Where the children were in this early-afternoon hour was a mystery, and that bothered him regardless of the oppressive heat outside. These natives were no strangers to the sun’s effects less than 800 miles north of the equator, and the rarity of his fleeting glimpses of any discernible humanity made him all the more unsettled about the prospect of enemy presence.
David hadn’t said a word to his second-in-command since Cancer had taken up the sole vantage point for cargo area passengers in the media van, seeming assured that if there was a problem, he’d mention it to the team leader at once.
But within thirty seconds of Cancer demanding Tolu turn off the music, David finally looked over and asked, “What’s wrong?”

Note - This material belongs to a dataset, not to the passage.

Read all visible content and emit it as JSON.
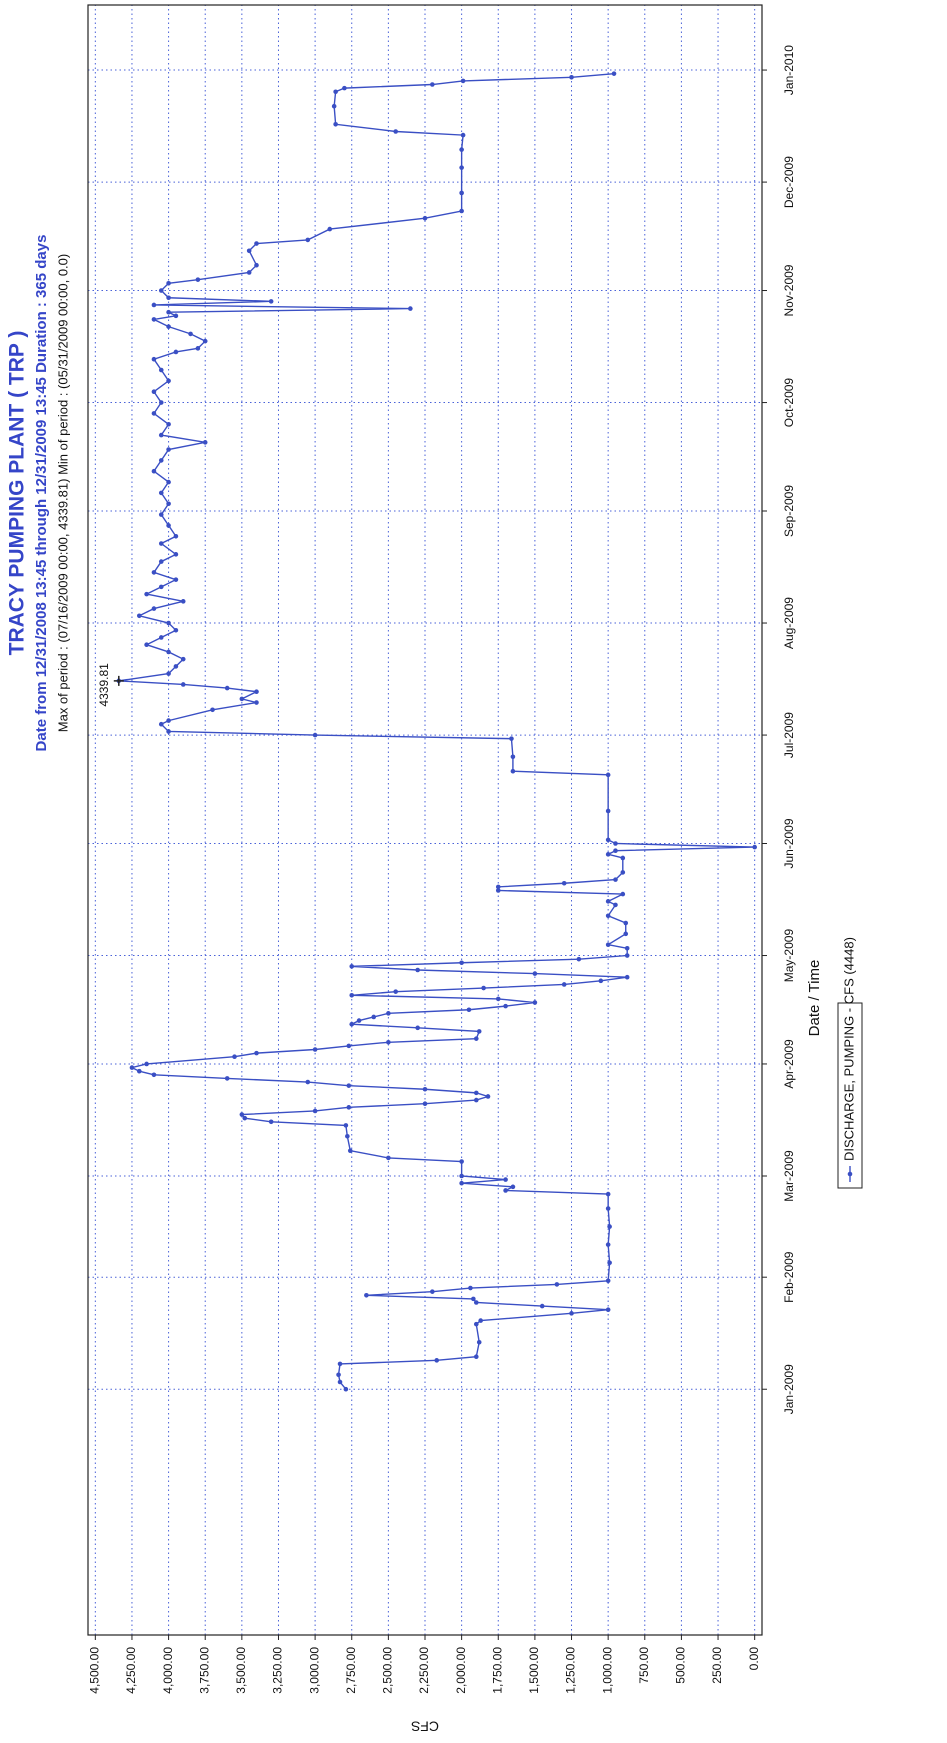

“Nothing,” Cancer replied without breaking his scanning effort beyond the windshield. It was a bald-faced lie, of course, and whether or not David discerned that was anyone’s guess. The one thing Cancer knew for sure was that the signs were all there—a tightening in his throat, a slight constriction in the lungs, the reptilian alertness that took hold in his brain. And the ominous sense that something was going to occur at any moment.
He couldn’t say why to David or anyone else, of course.
Premonition could be a dangerous thing for any soldier, even a covert one. Back when Cancer was cutting his teeth in the profession of arms—how long ago that had been, he thought—he’d gone into some missions with the sense that his own death awaited, and others where he felt an easy victory lay ahead. Rarely, however, did his premonitions have any correlation with what actually occurred; at least until he’d amassed significant experience in combat.
Once warfare became more or less routine for him, well before even his mercenary days, Cancer began to hone an almost frightening instinct that proved accurate more times than not.
The van left the village and entered another swath of rolling scrub brush and low trees, more than enough to conceal an endless number of possible threats to the team. There was limited visibility to their front and none to the windowless rear, leaving Cancer to zero in on the dirt road and its surrounding area with a laser focus, looking for where he’d set up an ambush position if he’d been born in this savanna wasteland and signed up with a terrorist outfit to satiate his need for conflict instead of entering the world in New Jersey and having to join a formal military force to accomplish the same.
His ambush paranoia was reaching a fever pitch as he watched for the spark of muzzle flashes, or the streaking smoke from an incoming rocket. They were six men packed into an unarmored vehicle; they’d be sitting ducks for anyone who wanted to pick them off. Instinct told him something terrible was about to occur—the only question was what.